Consultez le Code monétaire et financier (art. L532-9), (art. L321-1) et (art. L214-1)

Typologie des SGP

  • Entité gérant un ou plusieurs OPC : L’appellation sociétés de gestion de portefeuille – SGP est gardée pour les entités qui gèrent au moins un OPCVM (directive OPCVM) et/ ou un FIA (directive AIFM)
    Ces entités peuvent exercer en plus, dans le cadre de leur directive respective :
    – Le service de gestion sous mandat, de conseil en investissement et bénéficier du passeport pour ces services, lorsque la SGP gère des OPCVM
    – Le service de gestion sous mandat, le conseil en investissement et le service de RTO lorsque la SGP gère des FIA ;
    Ces entités ne sont plus des entreprises d’investissement mais uniquement des PSI.
  • Entité ne gérant pas d’OPC et proposant le service de gestion sous mandat individuel
    Ces entreprises sont des entreprises d’investissement et, à ce titre, entièrement soumises aux exigences de la directive MIF. En tant qu’entreprises d’investissement, elles sont soumises à l’agrément de l’ACPR.

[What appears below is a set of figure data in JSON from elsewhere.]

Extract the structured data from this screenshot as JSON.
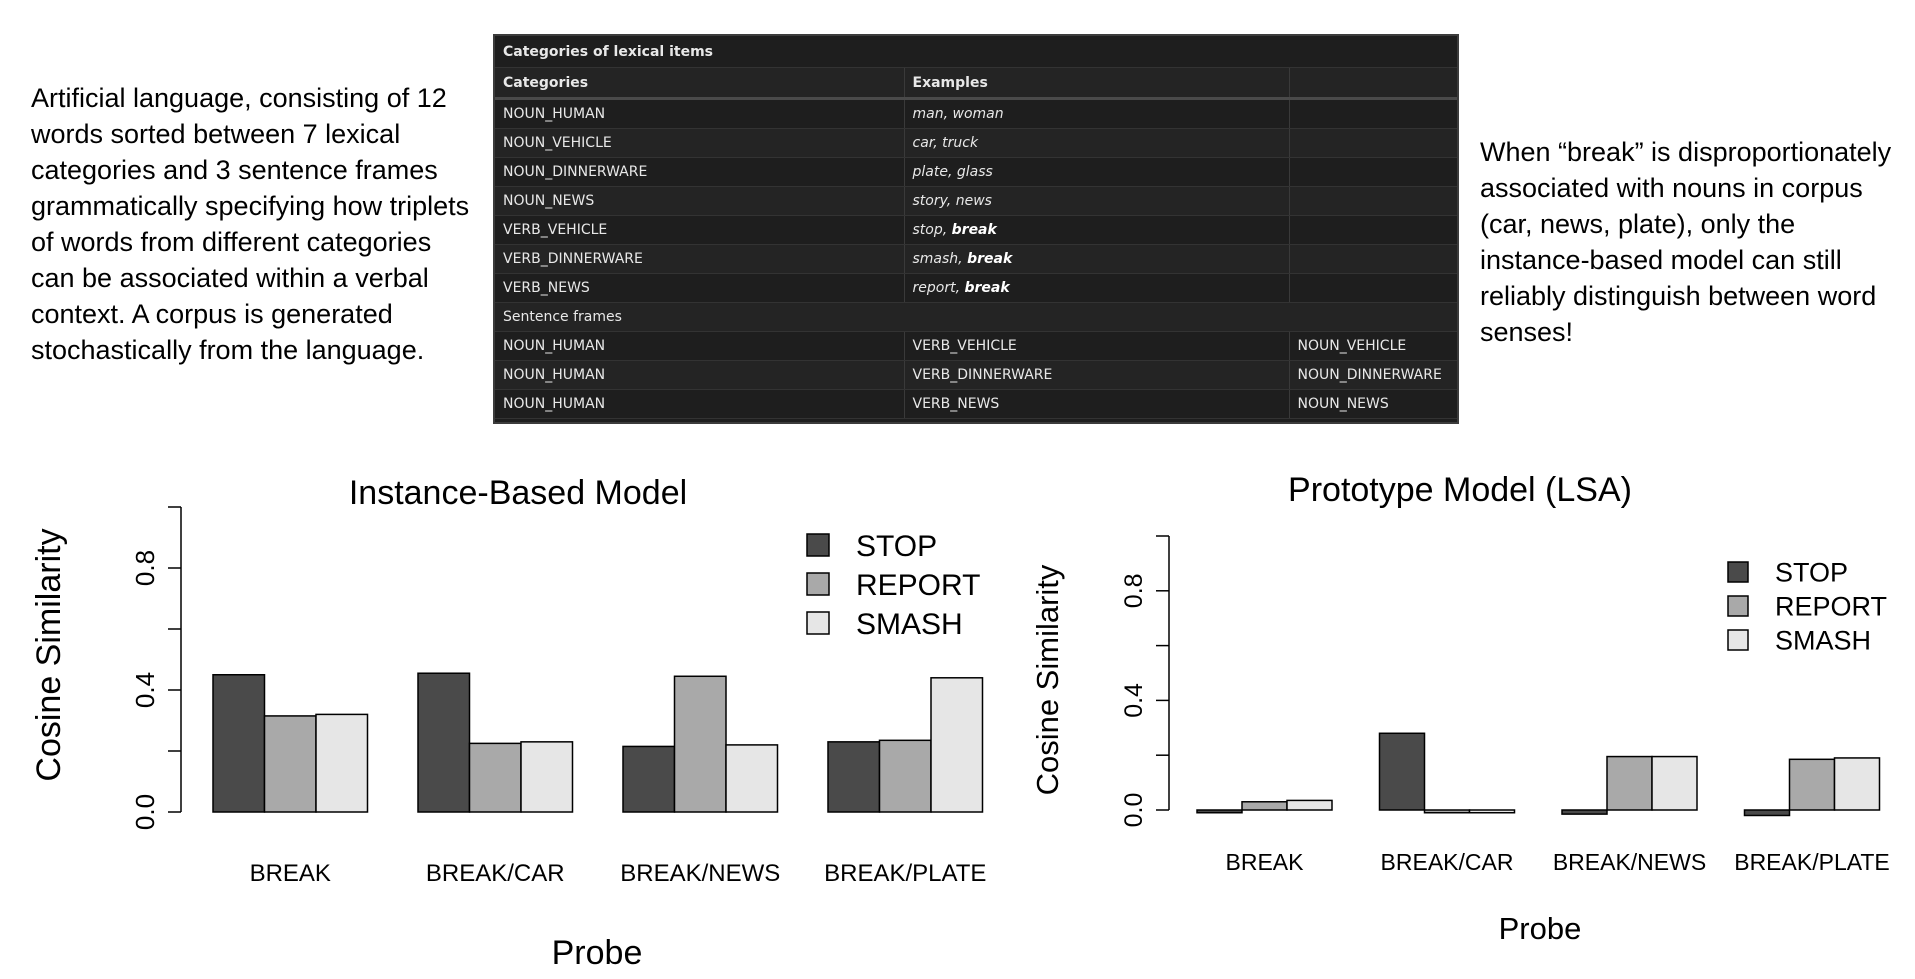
{
  "left_text": "Artificial language, consisting of 12 words sorted between 7 lexical categories and 3 sentence frames grammatically specifying how triplets of words from different categories can be associated within a verbal context. A corpus is generated stochastically from the language.",
  "right_text": "When “break” is disproportionately associated with nouns in corpus (car, news, plate), only the instance-based model can still reliably distinguish between word senses!",
  "lexicon_table": {
    "caption": "Categories of lexical items",
    "headers": [
      "Categories",
      "Examples"
    ],
    "categories": [
      {
        "name": "NOUN_HUMAN",
        "ex_plain": "man, woman",
        "ex_bold": ""
      },
      {
        "name": "NOUN_VEHICLE",
        "ex_plain": "car, truck",
        "ex_bold": ""
      },
      {
        "name": "NOUN_DINNERWARE",
        "ex_plain": "plate, glass",
        "ex_bold": ""
      },
      {
        "name": "NOUN_NEWS",
        "ex_plain": "story, news",
        "ex_bold": ""
      },
      {
        "name": "VERB_VEHICLE",
        "ex_plain": "stop, ",
        "ex_bold": "break"
      },
      {
        "name": "VERB_DINNERWARE",
        "ex_plain": "smash, ",
        "ex_bold": "break"
      },
      {
        "name": "VERB_NEWS",
        "ex_plain": "report, ",
        "ex_bold": "break"
      }
    ],
    "frames_label": "Sentence frames",
    "frames": [
      [
        "NOUN_HUMAN",
        "VERB_VEHICLE",
        "NOUN_VEHICLE"
      ],
      [
        "NOUN_HUMAN",
        "VERB_DINNERWARE",
        "NOUN_DINNERWARE"
      ],
      [
        "NOUN_HUMAN",
        "VERB_NEWS",
        "NOUN_NEWS"
      ]
    ]
  },
  "colors": {
    "STOP": "#4a4a4a",
    "REPORT": "#a9a9a9",
    "SMASH": "#e6e6e6"
  },
  "chart_data": [
    {
      "type": "bar",
      "title": "Instance-Based Model",
      "xlabel": "Probe",
      "ylabel": "Cosine Similarity",
      "categories": [
        "BREAK",
        "BREAK/CAR",
        "BREAK/NEWS",
        "BREAK/PLATE"
      ],
      "series": [
        {
          "name": "STOP",
          "values": [
            0.45,
            0.455,
            0.215,
            0.23
          ]
        },
        {
          "name": "REPORT",
          "values": [
            0.315,
            0.225,
            0.445,
            0.235
          ]
        },
        {
          "name": "SMASH",
          "values": [
            0.32,
            0.23,
            0.22,
            0.44
          ]
        }
      ],
      "ylim": [
        0,
        1
      ],
      "yticks": [
        0.0,
        0.2,
        0.4,
        0.6,
        0.8,
        1.0
      ],
      "ytick_labels": [
        "0.0",
        "",
        "0.4",
        "",
        "0.8",
        ""
      ],
      "legend_position": "top-right",
      "grid": false
    },
    {
      "type": "bar",
      "title": "Prototype Model (LSA)",
      "xlabel": "Probe",
      "ylabel": "Cosine Similarity",
      "categories": [
        "BREAK",
        "BREAK/CAR",
        "BREAK/NEWS",
        "BREAK/PLATE"
      ],
      "series": [
        {
          "name": "STOP",
          "values": [
            -0.01,
            0.28,
            -0.015,
            -0.02
          ]
        },
        {
          "name": "REPORT",
          "values": [
            0.03,
            -0.01,
            0.195,
            0.185
          ]
        },
        {
          "name": "SMASH",
          "values": [
            0.035,
            -0.01,
            0.195,
            0.19
          ]
        }
      ],
      "ylim": [
        0,
        1
      ],
      "yticks": [
        0.0,
        0.2,
        0.4,
        0.6,
        0.8,
        1.0
      ],
      "ytick_labels": [
        "0.0",
        "",
        "0.4",
        "",
        "0.8",
        ""
      ],
      "legend_position": "top-right",
      "grid": false
    }
  ]
}
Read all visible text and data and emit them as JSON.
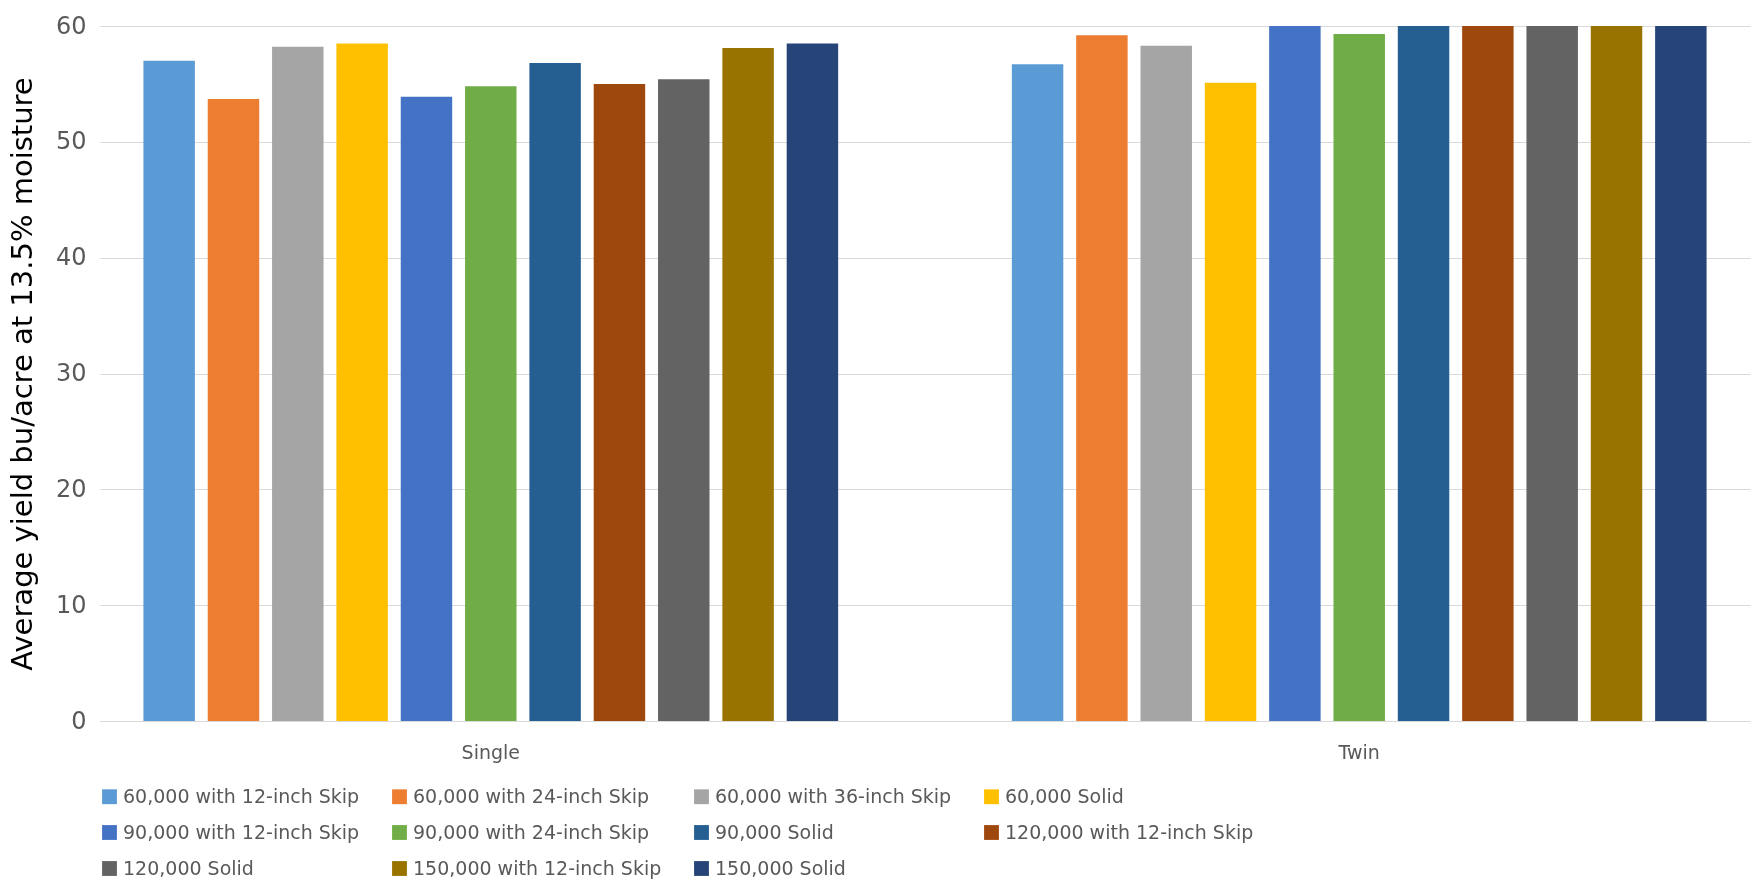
{
  "chart_data": {
    "type": "bar",
    "ylabel": "Average yield bu/acre at 13.5% moisture",
    "categories": [
      "Single",
      "Twin"
    ],
    "series": [
      {
        "name": "60,000 with 12-inch Skip",
        "color": "#5b9bd5",
        "values": [
          57.0,
          56.7
        ]
      },
      {
        "name": "60,000 with 24-inch Skip",
        "color": "#ed7d31",
        "values": [
          53.7,
          59.2
        ]
      },
      {
        "name": "60,000 with 36-inch Skip",
        "color": "#a5a5a5",
        "values": [
          58.2,
          58.3
        ]
      },
      {
        "name": "60,000 Solid",
        "color": "#ffc000",
        "values": [
          58.5,
          55.1
        ]
      },
      {
        "name": "90,000 with 12-inch Skip",
        "color": "#4472c4",
        "values": [
          53.9,
          60
        ]
      },
      {
        "name": "90,000 with 24-inch Skip",
        "color": "#70ad47",
        "values": [
          54.8,
          59.3
        ]
      },
      {
        "name": "90,000 Solid",
        "color": "#255e91",
        "values": [
          56.8,
          60
        ]
      },
      {
        "name": "120,000 with 12-inch Skip",
        "color": "#9e480e",
        "values": [
          55.0,
          60
        ]
      },
      {
        "name": "120,000 Solid",
        "color": "#636363",
        "values": [
          55.4,
          60
        ]
      },
      {
        "name": "150,000 with 12-inch Skip",
        "color": "#997300",
        "values": [
          58.1,
          60
        ]
      },
      {
        "name": "150,000 Solid",
        "color": "#264478",
        "values": [
          58.5,
          60
        ]
      }
    ],
    "ylim": [
      0,
      60
    ],
    "yticks": [
      0,
      10,
      20,
      30,
      40,
      50,
      60
    ],
    "grid": "y",
    "legend": "bottom"
  }
}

En savoir plusGuide AMF – MIF 2 – sociétés de gestion de portefeuille  

Créer une société de gestion en France

Une société de gestion de portefeuille (SGP) est une entreprise d’investissement qui exerce à titre principal la gestion financière pour le compte de ses clients, à titre individuel (mandat) ou collectif (OPCVM/FIA).

Outre les formalités relatives à la création de toute entreprise commerciale, une SGP doit également obtenir un agrément auprès de l’AMF avant de proposer ses services aux investisseurs. Pour délivrer cet agrément, l’AMF vérifie divers critères liés à la forme de la société, à son capital et à la qualité des dirigeants :

  • la SGP doit disposer d’un capital social minimum;
  • le dossier d’agrément doit donner l’identité et l’expérience financière des mandataires sociaux et de l’équipe dirigeante, constituée de deux dirigeants au moins. La SGP doit également disposer, au minimum, de deux gérants financiers et d’un responsable de la conformité et du contrôle interne (RCCI);
  • le dossier d’agrément doit également décrire le matériel informatique, les sources d’information et les logiciels utilisés, ainsi que les procédures et les outils de sécurité informatique;
  • l’AMF impose de plus d’établir un programme d’activité général qui détaille l’organisation et les moyens mis en place pour assurer l’activité de gestion financière. Ce programme précise notamment les délégations envisagées et les modalités de contrôle de ces délégations. Si la SGP projette de mettre en place une gestion spécifique ou l’utilisation d’instruments financiers particuliers, le programme général devra être complété par des programmes d’activité spécialisés ad hoc.

Enfin, la SGP doit établir son siège social en France, adhérer à une association professionnelle de son choix, ainsi qu’à un fonds de garantie des dépôts.